Coronavirus : une entreprise de Saint-Quentin développe un masque en papier réutilisable et personnalisable

Une agence de communication basée à Saint-Quentin, dans l’Aisne, a développé un masque en papier. Bien que son efficacité n'ait pas été démontrée, ce masque recyclable pourra être personnalisé par les entreprises pour servir de support publicitaire. 
Le masque en papier cartonné ne contient ni élastique ni couture.
Le masque en papier cartonné ne contient ni élastique ni couture. © Smartson
Fini les stylos, les clés USB et les porte-clés offerts par les entreprises. En 2020, les goodies pourraient se décliner sous forme de masques personnalisables. C’est en tout cas le pari lancé par l’agence de communication Smartson, basée à Saint-Quentin.
 
"Depuis quelques semaines, je constate que des imprimeurs commencent à imprimer des masques en tissus personnalisables pour les entreprises mais les prestataires sont débordés et les délais de fabrication se rallongent" explique Antoine Hugues, fondateur de l’agence.

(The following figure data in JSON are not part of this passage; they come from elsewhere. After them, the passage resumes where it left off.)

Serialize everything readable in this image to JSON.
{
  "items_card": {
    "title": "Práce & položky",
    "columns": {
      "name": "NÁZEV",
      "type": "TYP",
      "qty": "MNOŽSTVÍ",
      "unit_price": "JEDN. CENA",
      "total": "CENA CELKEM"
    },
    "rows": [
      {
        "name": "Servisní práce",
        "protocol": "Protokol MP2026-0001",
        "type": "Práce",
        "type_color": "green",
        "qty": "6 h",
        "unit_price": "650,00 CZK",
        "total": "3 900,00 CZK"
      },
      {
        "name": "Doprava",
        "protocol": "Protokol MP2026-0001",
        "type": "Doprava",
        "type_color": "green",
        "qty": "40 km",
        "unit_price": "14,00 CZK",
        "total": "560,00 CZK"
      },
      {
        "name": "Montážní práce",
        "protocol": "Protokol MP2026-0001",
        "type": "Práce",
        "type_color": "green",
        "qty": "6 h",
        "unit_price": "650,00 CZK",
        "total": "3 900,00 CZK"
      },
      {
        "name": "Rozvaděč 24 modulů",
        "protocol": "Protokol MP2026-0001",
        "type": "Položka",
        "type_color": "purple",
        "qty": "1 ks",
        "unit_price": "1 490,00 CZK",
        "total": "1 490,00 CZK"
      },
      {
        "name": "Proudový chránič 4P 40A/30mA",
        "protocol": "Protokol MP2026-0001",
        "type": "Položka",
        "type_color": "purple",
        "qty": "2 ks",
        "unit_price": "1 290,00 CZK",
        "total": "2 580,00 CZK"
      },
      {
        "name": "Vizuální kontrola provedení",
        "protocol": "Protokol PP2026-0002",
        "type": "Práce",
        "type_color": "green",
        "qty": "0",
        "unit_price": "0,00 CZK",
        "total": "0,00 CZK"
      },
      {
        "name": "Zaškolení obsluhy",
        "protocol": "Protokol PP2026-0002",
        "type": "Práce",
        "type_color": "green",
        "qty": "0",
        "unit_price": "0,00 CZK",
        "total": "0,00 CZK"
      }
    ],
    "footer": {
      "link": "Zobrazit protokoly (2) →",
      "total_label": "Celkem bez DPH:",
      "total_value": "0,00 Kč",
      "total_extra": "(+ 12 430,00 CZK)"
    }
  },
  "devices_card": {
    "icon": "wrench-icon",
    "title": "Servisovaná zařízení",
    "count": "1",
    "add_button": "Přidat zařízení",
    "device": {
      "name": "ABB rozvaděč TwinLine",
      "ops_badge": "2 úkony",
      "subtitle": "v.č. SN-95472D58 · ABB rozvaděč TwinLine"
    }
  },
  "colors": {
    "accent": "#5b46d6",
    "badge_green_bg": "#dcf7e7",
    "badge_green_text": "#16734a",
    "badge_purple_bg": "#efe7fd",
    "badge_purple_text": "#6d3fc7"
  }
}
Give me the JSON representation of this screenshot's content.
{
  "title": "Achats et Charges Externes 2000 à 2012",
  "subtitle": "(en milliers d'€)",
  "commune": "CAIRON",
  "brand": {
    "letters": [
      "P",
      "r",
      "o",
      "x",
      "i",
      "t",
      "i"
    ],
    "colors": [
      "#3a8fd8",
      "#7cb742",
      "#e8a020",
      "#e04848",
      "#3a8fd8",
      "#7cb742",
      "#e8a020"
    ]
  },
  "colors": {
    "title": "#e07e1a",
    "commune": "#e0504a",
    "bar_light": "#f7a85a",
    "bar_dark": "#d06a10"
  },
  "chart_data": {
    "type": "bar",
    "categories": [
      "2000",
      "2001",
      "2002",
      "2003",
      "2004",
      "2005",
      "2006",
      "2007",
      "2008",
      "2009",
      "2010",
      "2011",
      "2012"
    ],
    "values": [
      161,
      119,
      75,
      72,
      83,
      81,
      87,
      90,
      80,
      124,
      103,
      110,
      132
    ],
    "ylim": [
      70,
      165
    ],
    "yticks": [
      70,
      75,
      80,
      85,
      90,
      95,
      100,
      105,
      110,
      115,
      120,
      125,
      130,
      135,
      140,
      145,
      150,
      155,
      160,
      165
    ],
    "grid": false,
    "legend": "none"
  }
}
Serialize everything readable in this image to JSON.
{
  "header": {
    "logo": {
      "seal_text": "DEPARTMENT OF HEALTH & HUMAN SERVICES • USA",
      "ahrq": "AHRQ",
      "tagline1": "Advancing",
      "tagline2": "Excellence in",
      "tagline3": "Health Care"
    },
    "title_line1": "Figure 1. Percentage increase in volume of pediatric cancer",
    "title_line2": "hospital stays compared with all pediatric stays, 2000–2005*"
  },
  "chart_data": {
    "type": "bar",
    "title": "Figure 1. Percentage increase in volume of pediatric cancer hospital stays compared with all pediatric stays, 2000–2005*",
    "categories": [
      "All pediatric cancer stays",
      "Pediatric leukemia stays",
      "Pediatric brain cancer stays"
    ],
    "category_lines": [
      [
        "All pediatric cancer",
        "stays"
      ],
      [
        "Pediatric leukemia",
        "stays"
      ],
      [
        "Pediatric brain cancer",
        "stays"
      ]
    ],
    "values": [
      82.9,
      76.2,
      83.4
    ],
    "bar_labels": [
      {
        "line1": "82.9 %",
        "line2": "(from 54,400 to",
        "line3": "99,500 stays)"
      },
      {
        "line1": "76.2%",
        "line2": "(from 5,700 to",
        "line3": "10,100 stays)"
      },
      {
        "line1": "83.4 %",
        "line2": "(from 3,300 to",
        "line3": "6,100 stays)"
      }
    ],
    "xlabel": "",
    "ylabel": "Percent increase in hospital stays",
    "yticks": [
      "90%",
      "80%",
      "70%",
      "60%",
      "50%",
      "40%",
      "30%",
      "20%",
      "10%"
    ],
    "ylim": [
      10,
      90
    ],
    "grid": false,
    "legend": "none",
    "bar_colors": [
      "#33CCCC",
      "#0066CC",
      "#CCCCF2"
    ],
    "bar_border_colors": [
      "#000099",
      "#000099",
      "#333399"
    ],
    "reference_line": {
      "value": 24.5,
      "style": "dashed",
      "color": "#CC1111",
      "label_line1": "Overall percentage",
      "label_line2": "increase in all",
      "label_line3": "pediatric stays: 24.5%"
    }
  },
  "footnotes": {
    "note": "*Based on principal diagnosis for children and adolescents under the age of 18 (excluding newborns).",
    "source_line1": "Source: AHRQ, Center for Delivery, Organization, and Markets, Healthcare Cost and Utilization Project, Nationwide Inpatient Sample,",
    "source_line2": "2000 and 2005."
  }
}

Dès le 11 mai, beaucoup d’entreprises devront en effet fournir des masques de protection à leurs salariés. Un nouveau poste de dépense que l’agence de communication souhaite amoindrir : "Un masque en tissu réutilisable et personnalisé peut coûter environ 5 euros. Comme il est en papier cartonné, le nôtre coûtera trois fois moins cher".
 

Le masque est-il efficace ? 

Développé en une semaine, le masque Smarston ne contient aucune couture ni élastique. Il s’agit d’un support cartonné qui se déplie, avec des branches qui se glissent derrière les oreilles comme des lunettes. En revanche, comme beaucoup de masques alternatifs, il n'est pas homologué. 

L’Association Française de Normalisation (AFNOR) a mis à disposition un ensemble de tutoriels et de patrons pour aider les entreprises et les particuliers à concevoir des masques artisanaux. Le guide a été conçu par 150 experts, qui ont testé plusieurs matériaux et modes de fabrication. Ces derniers ont retenu le tissu comme matériau à privilégier et non le carton ou le papier. "Nous pensons que certains masques sont mieux que d’autres. Le masque en tissu est la meilleure alternative et la plus accessible aux particuliers, précise Olivier Gibert, porte-parole de l'AFNOR. Nous délivrons simplement un message de précaution. Notre rôle n'est pas de dire qu'un masque en carton est dangereux, car nous ne l'avons pas testé. Après c'est au consommateur de faire ses choix". 

D'autre part, le masque Smartson n'est pas plaqué sous le menton, comme le recommande l'AFNOR dans son guide, et ne retient donc pas toutes les goutellettes en cas d'éternuement. L'agence de communication reconnaît que le "masque n'a pas vocation à être utilisé en milieu médical" et assume pleinement la commercialisation de cet objet sous la forme d'un produit dérivé. 
 

Un nouveau support publicitaire ?

Ce masque en papier a pour vocation de protéger un minumum ceux qui le portent, certes, mais aussi de les inciter à diffuser l’image de marque de l'acheteur. "Si on peut joindre l’utile au commercial, c’est doublement intéressant" reconnaît Antoine Hugues. Ainsi, les masques cartonnés pourront être personnalisés avec la marque, le logo ou le slogan de l’acheteur avant d’être offerts aux salariés ou aux clients.  
 
Le masque peut servir du support publicitaire et être personnalisé.
Le masque peut servir du support publicitaire et être personnalisé. © Smartson


Utiliser des masques de protection pour faire de la publicité, est-ce tirer profit de la crise sanitaire ? "Notre objectif, c’est de répondre à un besoin de reprise commerciale des clients, se défend le communicant. En ce moment, toutes les entreprises de signalétiques développent des visières en plexiglass ou des autocollants pour flécher les déplacements au sol. Il y a un besoin et mon métier, c’est de trouver des outils pour assurer la visibilité de mes clients".

Smartson assure être la première entreprise à avoir développé un masque en papier, sans couture ni élastique. En cours de finalisation, le prototype sera produit en grande quantité par des imprimeurs des Hauts-de-France. Sa mise sur le marché est prévue dès le 11 mai.